Wednesday, May 22, 2013

Pro-style Placeholder Image for Chooser Dialogs

I have been busy with my game development so my blog and tut video stream have been a bit quiet.


Meantime here's a quick video tutorial on creating one of those nice "chiselled grey text" placeholder images that make an image chooser dialog in your game or app so much more pro-stylee.




For this sort of job I often use the GIMP which is a great piece of open-source software and for me one that provides all the functionality I need in bit-map graphics for game development.  To get GIMP for the Mac, go here: http://www.gimp.org/downloads/ and click Download GIMP 2.8 to get Simone Karin Lehmann's build - the others I find are often missing stuff and don't work nearly as well on Mac as her builds.

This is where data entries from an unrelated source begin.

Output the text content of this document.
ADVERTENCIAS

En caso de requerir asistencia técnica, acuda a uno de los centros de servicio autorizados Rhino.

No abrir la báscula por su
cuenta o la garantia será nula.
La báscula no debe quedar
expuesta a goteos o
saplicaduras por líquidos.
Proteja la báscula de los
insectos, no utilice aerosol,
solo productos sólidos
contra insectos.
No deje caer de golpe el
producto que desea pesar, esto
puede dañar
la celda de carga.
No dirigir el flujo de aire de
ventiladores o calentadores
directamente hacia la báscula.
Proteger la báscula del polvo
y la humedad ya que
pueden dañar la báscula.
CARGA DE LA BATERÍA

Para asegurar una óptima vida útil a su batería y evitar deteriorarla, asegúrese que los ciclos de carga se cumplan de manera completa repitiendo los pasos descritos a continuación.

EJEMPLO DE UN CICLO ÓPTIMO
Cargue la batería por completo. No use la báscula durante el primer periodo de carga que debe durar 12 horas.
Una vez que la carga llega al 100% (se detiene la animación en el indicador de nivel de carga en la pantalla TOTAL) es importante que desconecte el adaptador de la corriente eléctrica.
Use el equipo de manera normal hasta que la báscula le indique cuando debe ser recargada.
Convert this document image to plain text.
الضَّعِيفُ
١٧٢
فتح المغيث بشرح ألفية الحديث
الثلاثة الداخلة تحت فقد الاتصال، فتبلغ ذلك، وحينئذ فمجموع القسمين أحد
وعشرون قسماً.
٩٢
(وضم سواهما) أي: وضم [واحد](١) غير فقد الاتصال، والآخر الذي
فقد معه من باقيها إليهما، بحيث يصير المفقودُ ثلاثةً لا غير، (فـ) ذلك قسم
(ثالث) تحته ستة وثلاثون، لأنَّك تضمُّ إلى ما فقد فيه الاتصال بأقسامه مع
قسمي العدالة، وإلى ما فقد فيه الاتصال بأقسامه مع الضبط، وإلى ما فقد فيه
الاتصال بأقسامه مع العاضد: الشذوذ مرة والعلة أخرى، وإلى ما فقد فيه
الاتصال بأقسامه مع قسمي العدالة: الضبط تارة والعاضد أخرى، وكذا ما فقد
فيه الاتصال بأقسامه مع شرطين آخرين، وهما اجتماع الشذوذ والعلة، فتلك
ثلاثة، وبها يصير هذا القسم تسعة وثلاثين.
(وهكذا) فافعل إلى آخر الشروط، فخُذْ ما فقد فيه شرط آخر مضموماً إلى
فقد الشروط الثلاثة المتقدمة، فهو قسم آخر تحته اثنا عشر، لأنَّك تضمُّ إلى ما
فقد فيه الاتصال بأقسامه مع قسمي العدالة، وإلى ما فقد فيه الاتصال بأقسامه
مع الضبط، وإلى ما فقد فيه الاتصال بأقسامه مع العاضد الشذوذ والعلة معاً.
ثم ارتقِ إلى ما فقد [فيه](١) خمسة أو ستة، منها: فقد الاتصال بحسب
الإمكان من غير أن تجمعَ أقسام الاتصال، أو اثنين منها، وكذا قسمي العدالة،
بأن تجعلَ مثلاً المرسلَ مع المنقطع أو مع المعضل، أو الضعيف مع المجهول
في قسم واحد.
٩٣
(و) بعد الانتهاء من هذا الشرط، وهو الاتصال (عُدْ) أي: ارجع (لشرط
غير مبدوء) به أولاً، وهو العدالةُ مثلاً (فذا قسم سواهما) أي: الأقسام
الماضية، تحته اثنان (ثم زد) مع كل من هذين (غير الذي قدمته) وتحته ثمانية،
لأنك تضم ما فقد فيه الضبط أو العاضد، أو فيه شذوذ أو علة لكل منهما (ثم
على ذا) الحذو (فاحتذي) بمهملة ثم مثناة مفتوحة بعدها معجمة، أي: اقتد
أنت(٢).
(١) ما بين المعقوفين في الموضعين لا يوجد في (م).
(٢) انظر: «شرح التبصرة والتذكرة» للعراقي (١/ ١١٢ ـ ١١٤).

If you work through the tutorial and are looking for more here are some things you can do that will give some extra nice polish to the chiselled text placeholder.

Carefully color match to your dialogs background.


You can try to get the GIMP to produce the same color for its image background as your dialog, but because of the way the map filter works with the "compensate for darkening" not always being accurate, I suggest instead setting up your GIMP image to be as close to the color you want as possible, and then adjust the dialog background color in your UI designer.  On Mac you can use the magnifying glass on the color chooser to pick up the color of the image:



If you're using XCode for example you can navigate to the color chooser for the background color of the dialog, and then click on the magnifying glass and go across into the the Preview app which you have open alongside showing the image with the color you want to match.  Then just click to sample that colour.  Your XCode dialog is now the exact same background color.

Change the Look of your Chiselled Text


Try applying a blur to your black text after you've typed it in, but before you use it as the bump map.  This will cause your chiselled letters to have a more rounded look instead of the straight sides.  Depending on what you want it might look good in your app or game.

You can also play around with the settings in the Bump Map dialog to get different effects.


Get a Smoother Look


If the aliasing and jags on this image are annoying you can get a better result by running through this exercise with everything done twice as big.  So start out with an image that is twice as wide and twice as high as described here, and use a font that is twice as big.

When you have the final result, the scaling down process will nicely smooth out the jaggies.  This produces a better smoothing result than trying to blur the image you have.